Doing so makes them curious about the way their neighborhoods are set up. It may answer questions like, why is there an elevator at the Inwood subway stop, the teacher said.

Russell, and other teachers at Columbia Secondary, located at West 123rd Street and Morningside Avenue, also takes his students across the street to Morningside Park.

“I think that my professional philosophy as an earth science teacher is to open up the classroom as much as possible,” he said. "Morningside Park has these beautiful grooves in the rocks that are perfect demonstrations from the last ice age.”

While Russell has his students look at rocks, Diana Lennon prefers to have hers look at birds.

Lennon, 42, who teaches biology to freshmen and AP Environmental Science to juniors and seniors, had her students examine pigeons at the park.  

“The students had to take time watch the flock, observe the behavior of the pigeons,” Lennon said. “Part of it was to start to realize that there are these different color morphs of pigeons. There are pigeons all over the world but you see red, black, white and brown. Why is there this variation if they are all the same species?”

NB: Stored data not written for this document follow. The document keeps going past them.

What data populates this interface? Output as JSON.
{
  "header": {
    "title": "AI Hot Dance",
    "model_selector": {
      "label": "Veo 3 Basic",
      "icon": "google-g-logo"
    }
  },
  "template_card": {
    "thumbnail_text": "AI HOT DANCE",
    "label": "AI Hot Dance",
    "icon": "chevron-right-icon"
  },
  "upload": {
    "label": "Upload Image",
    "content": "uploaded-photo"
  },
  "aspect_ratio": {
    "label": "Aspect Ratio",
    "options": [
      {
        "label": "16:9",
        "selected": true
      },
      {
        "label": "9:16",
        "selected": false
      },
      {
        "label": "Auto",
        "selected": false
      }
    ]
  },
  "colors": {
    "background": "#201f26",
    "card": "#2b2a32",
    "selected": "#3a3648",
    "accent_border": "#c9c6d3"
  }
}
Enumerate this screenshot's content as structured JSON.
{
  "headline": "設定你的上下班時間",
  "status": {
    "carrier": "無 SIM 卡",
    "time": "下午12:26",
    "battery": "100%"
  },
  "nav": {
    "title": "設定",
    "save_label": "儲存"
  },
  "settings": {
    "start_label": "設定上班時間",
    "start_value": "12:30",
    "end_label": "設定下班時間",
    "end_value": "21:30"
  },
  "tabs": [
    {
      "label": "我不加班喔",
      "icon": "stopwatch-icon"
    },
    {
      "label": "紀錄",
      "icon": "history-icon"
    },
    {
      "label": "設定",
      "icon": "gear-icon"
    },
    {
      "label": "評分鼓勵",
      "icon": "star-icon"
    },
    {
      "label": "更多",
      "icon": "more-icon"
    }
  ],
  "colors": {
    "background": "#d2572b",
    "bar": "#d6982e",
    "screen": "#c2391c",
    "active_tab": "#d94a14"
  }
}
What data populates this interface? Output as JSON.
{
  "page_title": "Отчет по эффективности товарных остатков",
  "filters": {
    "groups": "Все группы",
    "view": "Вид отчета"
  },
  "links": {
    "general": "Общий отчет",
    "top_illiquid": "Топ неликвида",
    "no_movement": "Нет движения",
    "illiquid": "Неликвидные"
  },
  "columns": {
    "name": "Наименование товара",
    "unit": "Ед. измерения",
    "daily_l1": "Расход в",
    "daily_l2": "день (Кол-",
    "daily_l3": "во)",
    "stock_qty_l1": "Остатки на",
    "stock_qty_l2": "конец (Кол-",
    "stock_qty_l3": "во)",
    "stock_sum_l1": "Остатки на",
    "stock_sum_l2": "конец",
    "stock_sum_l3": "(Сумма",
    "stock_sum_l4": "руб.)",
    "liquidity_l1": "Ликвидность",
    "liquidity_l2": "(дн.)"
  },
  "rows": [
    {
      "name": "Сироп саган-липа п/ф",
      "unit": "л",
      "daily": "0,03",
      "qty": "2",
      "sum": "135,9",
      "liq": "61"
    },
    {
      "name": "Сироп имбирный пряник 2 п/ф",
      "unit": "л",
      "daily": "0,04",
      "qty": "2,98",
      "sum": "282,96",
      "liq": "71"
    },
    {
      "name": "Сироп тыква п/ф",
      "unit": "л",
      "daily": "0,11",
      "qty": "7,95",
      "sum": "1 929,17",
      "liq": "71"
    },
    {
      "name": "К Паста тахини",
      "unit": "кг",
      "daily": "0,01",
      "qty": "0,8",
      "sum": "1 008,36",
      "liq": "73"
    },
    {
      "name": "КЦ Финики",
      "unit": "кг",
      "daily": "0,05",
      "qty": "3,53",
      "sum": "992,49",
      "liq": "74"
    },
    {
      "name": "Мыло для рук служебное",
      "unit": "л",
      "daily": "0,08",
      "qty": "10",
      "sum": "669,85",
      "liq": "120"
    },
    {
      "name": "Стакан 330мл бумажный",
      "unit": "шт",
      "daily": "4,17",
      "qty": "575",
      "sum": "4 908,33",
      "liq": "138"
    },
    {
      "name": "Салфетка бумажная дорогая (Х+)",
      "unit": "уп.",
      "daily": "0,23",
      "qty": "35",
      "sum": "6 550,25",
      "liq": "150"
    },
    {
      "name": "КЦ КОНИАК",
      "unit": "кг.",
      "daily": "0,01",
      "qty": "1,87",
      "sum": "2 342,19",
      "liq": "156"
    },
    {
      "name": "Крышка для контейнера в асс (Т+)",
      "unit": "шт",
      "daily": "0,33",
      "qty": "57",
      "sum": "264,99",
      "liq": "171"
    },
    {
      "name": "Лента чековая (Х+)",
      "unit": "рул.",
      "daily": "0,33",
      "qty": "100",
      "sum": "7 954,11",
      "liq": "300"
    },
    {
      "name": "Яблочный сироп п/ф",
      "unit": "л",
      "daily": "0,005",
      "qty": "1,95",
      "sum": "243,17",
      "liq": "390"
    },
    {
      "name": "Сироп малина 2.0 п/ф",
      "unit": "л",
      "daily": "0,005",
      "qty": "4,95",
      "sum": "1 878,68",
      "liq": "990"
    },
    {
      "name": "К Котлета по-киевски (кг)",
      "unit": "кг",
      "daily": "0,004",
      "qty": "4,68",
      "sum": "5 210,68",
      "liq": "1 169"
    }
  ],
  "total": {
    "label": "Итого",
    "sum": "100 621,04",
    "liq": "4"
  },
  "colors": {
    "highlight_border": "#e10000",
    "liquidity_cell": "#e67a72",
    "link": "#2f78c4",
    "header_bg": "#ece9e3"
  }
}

In March, Lennon gave two presentations about her work at the National Science Teachers Association Conference in Chicago. One of the presentations was about the pigeon project at Morningside Park, she said.

Lennon and Russell are both members of Math For America, a nonprofit organization that brings teachers together and helps them develop new curriculums.

It was with the help of this program, by exchanging ideas with other teachers, that they developed their creative ideas, Russell said.

“Oftentimes, for better or for worse, teachers are on an island,” he said. “This gives you a chance to bounce off ideas or find out about something great that you can also do.”

That sort of cooperation lets teachers know about different trends in teaching. It turns out Russell and Lennon aren’t the only teachers taking learning outside the classroom, Lennon said.

“There is this movement of instead of no child left behind, it is no child left inside,” she said.